The trial, known as JSWOG‑C3, used several inclusion criteria, including unresectable or recurrent CRC confirmed by histology, prior chemotherapy for this indication, ECOG performance status of 0 or 1, adequate organ function, and life expectancy ≥3 months. Exclusion criteria included brain metastasis, intestinal obstruction, jaundice, severe peritoneal ascites or pleural effusion, uncontrollable hypertension, or radiation therapy within a month of initiation.
The treatment regimen consisted of irinotecan infusion at 150 mg/m2on day 1 every 2 weeks; capecitabine infusion at 1000 mg/m2twice daily on days 2 through 8, followed by 1 week of rest; and bevacizumab infused at 10 mg/kg on day 1 every 2 weeks. Treatment continued until disease progression, severe adverse effects, or a treatment lapse of 28 days. “If chemotherapy was delayed, the administration of bevacizumab was also delayed,” Suzuki et al wrote. “If irinotecan or bevacizumab was discontinued, capecitabine and irinotecan or capecitabine and bevacizumab were to be continued unless unacceptable toxicity was observed.”
The authors were able to assess tumor response in 50 patients. The median follow-up was 13.5 months (range, 2.4-56.1), and the median number of treatment cycles was 8.0 (range, 1-42 cycles). One patient achieved a complete response, while 6 others experienced a partial response. The ORR was 14.6% (95% CI, 6.5%-28.4%). With 25 patients displaying stable disease, the DCR was 66.7% (95% CI, 51.5%-79.2%). The median TTF was 4.5 months (95% CI, 3.97-6.93).
Nearly all adverse events (AEs) were grade 3 or less. The only exception was a patient who developed grade 4 intestinal pneumonia. Around one-quarter of the population (27.5%) developed hypertension, the most common grade 3 AE. Two patients developed grade 3 handfoot syndrome. No treatment-related deaths occurred.
Upon first-line treatment subgroup analysis, the authors found that nearly all of the 7 patients who experienced target lesion growth of over 20% had taken bevacizumab as their first-line treatment. The one exception was a patient who had received an anti-EGFR antibody. For the sub-analysis of PFS according to first-line treatment, median PFS was 5.5 months (95% CI, 4.43-10.33) for the bevacizumab group and 6.8 months (95% CI, 3.97-37.33) for the cetuximab or panitumumab group. This finding led the authors to conclude that treatment with biweekly CAPIRI plus bevacizumab appears more effective in patients who do not receive bevacizumab as their initial treatment.
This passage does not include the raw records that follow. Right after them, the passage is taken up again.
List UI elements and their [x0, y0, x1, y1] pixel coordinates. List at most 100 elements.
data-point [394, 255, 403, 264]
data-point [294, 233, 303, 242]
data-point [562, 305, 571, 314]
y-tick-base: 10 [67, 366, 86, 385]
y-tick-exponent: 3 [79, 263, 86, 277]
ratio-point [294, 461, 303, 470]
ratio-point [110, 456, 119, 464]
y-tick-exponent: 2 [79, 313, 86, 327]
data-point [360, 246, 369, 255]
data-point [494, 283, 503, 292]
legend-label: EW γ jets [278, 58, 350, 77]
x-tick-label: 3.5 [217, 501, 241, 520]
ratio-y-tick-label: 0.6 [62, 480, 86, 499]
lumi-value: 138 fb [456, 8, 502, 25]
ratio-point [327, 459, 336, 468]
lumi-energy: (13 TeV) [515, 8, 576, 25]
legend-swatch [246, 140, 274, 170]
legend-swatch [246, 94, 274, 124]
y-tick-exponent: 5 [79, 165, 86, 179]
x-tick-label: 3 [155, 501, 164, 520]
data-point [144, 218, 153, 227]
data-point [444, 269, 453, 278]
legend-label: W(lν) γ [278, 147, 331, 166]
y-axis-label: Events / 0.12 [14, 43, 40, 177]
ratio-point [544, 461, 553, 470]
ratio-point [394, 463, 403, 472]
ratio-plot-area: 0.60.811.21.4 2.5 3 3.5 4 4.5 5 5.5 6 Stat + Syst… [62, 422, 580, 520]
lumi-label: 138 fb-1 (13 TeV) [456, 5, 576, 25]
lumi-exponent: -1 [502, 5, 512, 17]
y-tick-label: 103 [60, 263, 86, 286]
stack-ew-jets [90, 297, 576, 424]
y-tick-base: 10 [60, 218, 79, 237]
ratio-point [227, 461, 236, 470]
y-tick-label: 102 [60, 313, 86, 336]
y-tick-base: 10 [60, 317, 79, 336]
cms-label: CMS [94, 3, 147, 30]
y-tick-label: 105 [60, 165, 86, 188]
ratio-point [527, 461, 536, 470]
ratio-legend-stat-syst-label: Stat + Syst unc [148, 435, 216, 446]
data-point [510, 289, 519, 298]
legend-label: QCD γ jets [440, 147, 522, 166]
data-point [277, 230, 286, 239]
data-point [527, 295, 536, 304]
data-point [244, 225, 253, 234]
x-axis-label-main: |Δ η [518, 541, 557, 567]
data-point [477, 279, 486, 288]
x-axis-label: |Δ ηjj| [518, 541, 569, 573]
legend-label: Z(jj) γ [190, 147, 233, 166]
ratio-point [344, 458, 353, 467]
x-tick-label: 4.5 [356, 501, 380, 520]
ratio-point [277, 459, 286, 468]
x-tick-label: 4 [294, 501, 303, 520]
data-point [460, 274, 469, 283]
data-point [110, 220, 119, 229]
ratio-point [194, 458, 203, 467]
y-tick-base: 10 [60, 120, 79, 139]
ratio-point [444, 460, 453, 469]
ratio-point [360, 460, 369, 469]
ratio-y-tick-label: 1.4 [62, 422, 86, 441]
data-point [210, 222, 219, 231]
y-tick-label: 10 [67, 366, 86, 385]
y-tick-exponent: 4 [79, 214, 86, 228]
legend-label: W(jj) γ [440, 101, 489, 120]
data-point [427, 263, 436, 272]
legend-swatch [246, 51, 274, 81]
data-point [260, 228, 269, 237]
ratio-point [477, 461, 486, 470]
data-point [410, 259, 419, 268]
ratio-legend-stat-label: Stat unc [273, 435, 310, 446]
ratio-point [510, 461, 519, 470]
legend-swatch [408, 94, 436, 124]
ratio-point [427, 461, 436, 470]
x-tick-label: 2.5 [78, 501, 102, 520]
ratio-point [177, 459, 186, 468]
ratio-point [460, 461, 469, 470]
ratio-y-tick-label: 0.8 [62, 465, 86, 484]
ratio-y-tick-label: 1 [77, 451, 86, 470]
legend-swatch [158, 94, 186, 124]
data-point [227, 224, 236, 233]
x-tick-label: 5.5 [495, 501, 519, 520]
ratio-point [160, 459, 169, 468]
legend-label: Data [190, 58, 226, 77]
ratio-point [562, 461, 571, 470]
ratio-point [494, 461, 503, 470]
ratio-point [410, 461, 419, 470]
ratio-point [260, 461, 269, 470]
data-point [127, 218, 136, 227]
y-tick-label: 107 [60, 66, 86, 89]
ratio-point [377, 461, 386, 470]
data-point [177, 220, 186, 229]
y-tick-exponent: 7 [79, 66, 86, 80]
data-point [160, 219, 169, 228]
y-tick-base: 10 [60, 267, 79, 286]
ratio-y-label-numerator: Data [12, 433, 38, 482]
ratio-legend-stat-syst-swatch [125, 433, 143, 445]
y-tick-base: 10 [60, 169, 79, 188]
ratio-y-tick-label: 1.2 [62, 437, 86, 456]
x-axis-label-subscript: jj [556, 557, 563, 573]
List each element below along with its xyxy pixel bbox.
In their overall assessment of their trial, Suzuki et al noted that their median PFS of 5.5 months met the primary endpoint, but was slightly shorter than that of other reported trials that investigated biweekly CAPIRI plus bevacizumab as a second-line treatment.2As a multicenter trial involving community hospitals and a median patient age that corresponds with physicians’ clinical experience of CRC, “our PFS results may be more practically applicable than those from a single high-volume center,” they wrote.
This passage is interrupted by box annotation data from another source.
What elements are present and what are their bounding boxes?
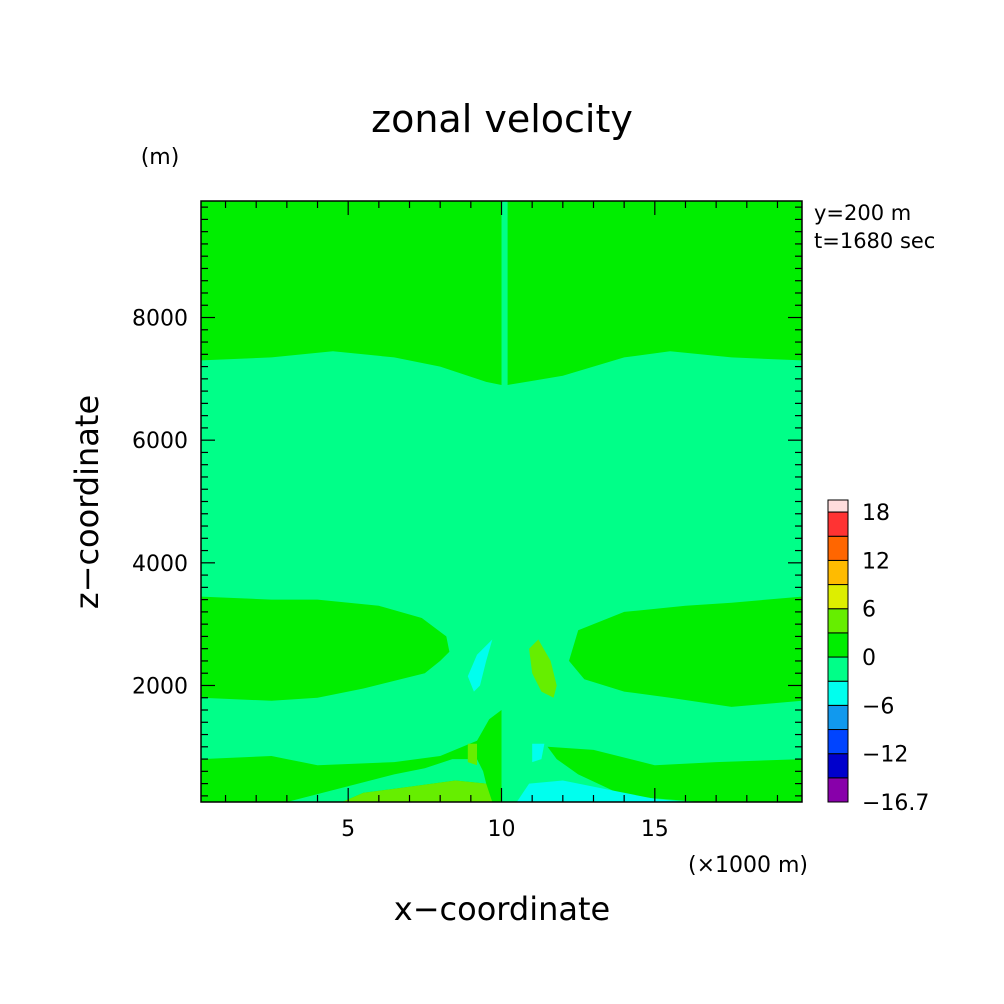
colorbar-bin bbox=[827, 608, 849, 634]
colorbar-bin bbox=[827, 656, 849, 682]
contour-region-4 bbox=[286, 759, 487, 802]
colorbar-label: 0 bbox=[862, 646, 876, 671]
colorbar-bin bbox=[827, 729, 849, 755]
colorbar-cap bbox=[827, 499, 849, 513]
contour-region-7 bbox=[529, 639, 557, 698]
annotation-y: y=200 m bbox=[814, 201, 911, 225]
colorbar-bin bbox=[827, 559, 849, 586]
colorbar-bin bbox=[827, 777, 849, 803]
y-tick-label: 2000 bbox=[132, 674, 188, 699]
colorbar-label: 6 bbox=[862, 598, 876, 623]
contour-region-10 bbox=[516, 780, 686, 802]
axes: 5 10 15 2000 4000 6000 8000 bbox=[132, 201, 802, 842]
x-unit-label: (×1000 m) bbox=[688, 853, 808, 878]
colorbar-bin bbox=[827, 680, 849, 706]
colorbar-label: 12 bbox=[862, 549, 890, 574]
colorbar-label: −16.7 bbox=[862, 791, 929, 816]
annotation-t: t=1680 sec bbox=[814, 229, 935, 253]
colorbar-label: 18 bbox=[862, 501, 890, 526]
x-tick-label: 5 bbox=[341, 817, 355, 842]
y-tick-label: 6000 bbox=[132, 429, 188, 454]
y-tick-label: 8000 bbox=[132, 307, 188, 332]
colorbar-bin bbox=[827, 704, 849, 731]
contour-region-9 bbox=[532, 743, 545, 763]
contour-region-5 bbox=[342, 780, 493, 802]
chart-title: zonal velocity bbox=[371, 97, 633, 141]
y-unit-label: (m) bbox=[141, 145, 180, 170]
colorbar-label: −6 bbox=[862, 694, 894, 719]
contour-region-0 bbox=[201, 201, 502, 385]
colorbar-bin bbox=[827, 535, 849, 561]
colorbar-bin bbox=[827, 753, 849, 779]
y-tick-label: 4000 bbox=[132, 552, 188, 577]
contour-region-8 bbox=[467, 639, 493, 692]
contour-region-2 bbox=[201, 596, 450, 701]
x-tick-label: 15 bbox=[641, 817, 669, 842]
velocity-field bbox=[201, 201, 802, 802]
x-axis-label: x−coordinate bbox=[394, 890, 610, 928]
y-axis-label: z−coordinate bbox=[68, 395, 106, 609]
colorbar-bin bbox=[827, 584, 849, 610]
colorbar-bin bbox=[827, 511, 849, 537]
contour-region-6 bbox=[467, 743, 477, 766]
colorbar-bin bbox=[827, 632, 849, 658]
colorbar: −16.7 −12 −6 0 6 12 18 bbox=[827, 499, 929, 816]
x-tick-label: 10 bbox=[488, 817, 516, 842]
contour-region-1 bbox=[507, 201, 802, 802]
colorbar-label: −12 bbox=[862, 743, 908, 768]
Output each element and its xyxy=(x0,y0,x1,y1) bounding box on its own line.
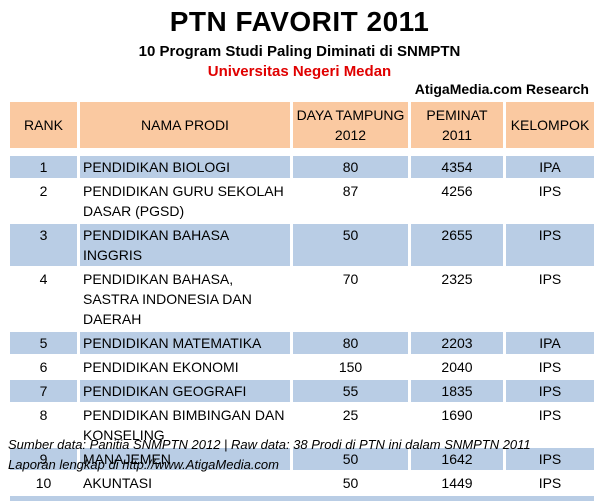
cell-kelompok: IPS xyxy=(538,407,562,423)
cell-kelompok: IPS xyxy=(506,448,594,470)
cell-kelompok: IPS xyxy=(538,359,562,375)
cell-prodi: MANAJEMEN xyxy=(80,448,290,470)
table-row: 5 PENDIDIKAN MATEMATIKA 80 2203 IPA xyxy=(10,332,594,354)
cell-daya-tampung: 55 xyxy=(293,380,408,402)
table-row: 6 PENDIDIKAN EKONOMI 150 2040 IPS xyxy=(10,356,594,378)
page-subtitle: 10 Program Studi Paling Diminati di SNMP… xyxy=(138,43,461,60)
column-header-prodi: NAMA PRODI xyxy=(80,102,290,148)
table-end-band xyxy=(10,496,594,501)
cell-rank: 8 xyxy=(39,407,48,423)
cell-peminat: 1835 xyxy=(411,380,503,402)
table-row: 3 PENDIDIKAN BAHASA INGGRIS 50 2655 IPS xyxy=(10,224,594,266)
university-name: Universitas Negeri Medan xyxy=(207,63,392,80)
cell-daya-tampung: 25 xyxy=(342,407,359,423)
cell-peminat: 2040 xyxy=(441,359,473,375)
cell-prodi: PENDIDIKAN GURU SEKOLAH DASAR (PGSD) xyxy=(83,183,284,219)
cell-kelompok: IPS xyxy=(506,224,594,266)
cell-peminat: 2325 xyxy=(441,271,473,287)
cell-kelompok: IPS xyxy=(538,183,562,199)
cell-rank: 5 xyxy=(10,332,77,354)
cell-prodi: PENDIDIKAN BAHASA INGGRIS xyxy=(80,224,290,266)
cell-rank: 7 xyxy=(10,380,77,402)
cell-daya-tampung: 150 xyxy=(338,359,363,375)
table-row: 8 PENDIDIKAN BIMBINGAN DAN KONSELING 25 169… xyxy=(10,404,594,446)
cell-kelompok: IPA xyxy=(506,332,594,354)
cell-rank: 9 xyxy=(10,448,77,470)
cell-kelompok: IPS xyxy=(506,380,594,402)
cell-prodi: PENDIDIKAN MATEMATIKA xyxy=(80,332,290,354)
ranking-table: RANK NAMA PRODI DAYA TAMPUNG 2012 PEMINA… xyxy=(7,100,597,503)
cell-peminat: 4354 xyxy=(411,156,503,178)
footer-report-link: Laporan lengkap di http://www.AtigaMedia… xyxy=(8,457,279,472)
cell-daya-tampung: 87 xyxy=(342,183,359,199)
table-row: 7 PENDIDIKAN GEOGRAFI 55 1835 IPS xyxy=(10,380,594,402)
table-row: 2 PENDIDIKAN GURU SEKOLAH DASAR (PGSD) 87 4… xyxy=(10,180,594,222)
cell-rank: 10 xyxy=(35,475,52,491)
research-credit: AtigaMedia.com Research xyxy=(414,81,589,97)
column-header-rank: RANK xyxy=(10,102,77,148)
cell-peminat: 1690 xyxy=(441,407,473,423)
cell-daya-tampung: 50 xyxy=(293,448,408,470)
cell-peminat: 2655 xyxy=(411,224,503,266)
table-row: 10 AKUNTASI 50 1449 IPS xyxy=(10,472,594,494)
cell-peminat: 1449 xyxy=(441,475,473,491)
cell-prodi: PENDIDIKAN BIOLOGI xyxy=(80,156,290,178)
table-spacer xyxy=(10,150,594,154)
table-header-row: RANK NAMA PRODI DAYA TAMPUNG 2012 PEMINA… xyxy=(10,102,594,148)
page-title: PTN FAVORIT 2011 xyxy=(169,6,430,37)
column-header-daya-tampung: DAYA TAMPUNG 2012 xyxy=(293,102,408,148)
cell-rank: 3 xyxy=(10,224,77,266)
cell-rank: 1 xyxy=(10,156,77,178)
cell-kelompok: IPS xyxy=(538,271,562,287)
cell-peminat: 4256 xyxy=(441,183,473,199)
cell-kelompok: IPA xyxy=(506,156,594,178)
cell-rank: 6 xyxy=(39,359,48,375)
cell-prodi: PENDIDIKAN BIMBINGAN DAN KONSELING xyxy=(83,407,285,443)
cell-daya-tampung: 80 xyxy=(293,332,408,354)
cell-peminat: 1642 xyxy=(411,448,503,470)
column-header-kelompok: KELOMPOK xyxy=(506,102,594,148)
table-body: 1 PENDIDIKAN BIOLOGI 80 4354 IPA 2 PENDIDIKAN … xyxy=(10,150,594,501)
cell-daya-tampung: 50 xyxy=(293,224,408,266)
cell-daya-tampung: 80 xyxy=(293,156,408,178)
cell-kelompok: IPS xyxy=(538,475,562,491)
cell-daya-tampung: 70 xyxy=(342,271,359,287)
cell-prodi: AKUNTASI xyxy=(83,475,152,491)
table-row: 9 MANAJEMEN 50 1642 IPS xyxy=(10,448,594,470)
column-header-peminat: PEMINAT 2011 xyxy=(411,102,503,148)
cell-rank: 2 xyxy=(39,183,48,199)
cell-prodi: PENDIDIKAN GEOGRAFI xyxy=(80,380,290,402)
table-row: 4 PENDIDIKAN BAHASA, SASTRA INDONESIA DAN… xyxy=(10,268,594,330)
cell-daya-tampung: 50 xyxy=(342,475,359,491)
cell-rank: 4 xyxy=(39,271,48,287)
cell-prodi: PENDIDIKAN EKONOMI xyxy=(83,359,239,375)
cell-peminat: 2203 xyxy=(411,332,503,354)
footer-source: Sumber data: Panitia SNMPTN 2012 | Raw d… xyxy=(8,437,531,452)
cell-prodi: PENDIDIKAN BAHASA, SASTRA INDONESIA DAN … xyxy=(83,271,252,327)
table-row: 1 PENDIDIKAN BIOLOGI 80 4354 IPA xyxy=(10,156,594,178)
Suzuki et al concluded that the triplet regimen may help patients with advanced CRC maintain an acceptable quality of life. “Japan is now becoming an aging society. We can, therefore, select this regimen comfortably and usefully not only for suitable patients, but for elderly and high-risk patients,” they wrote. “To avoid the grade 3 hypertension, we recommended bevacizumab 5 mg/kg.”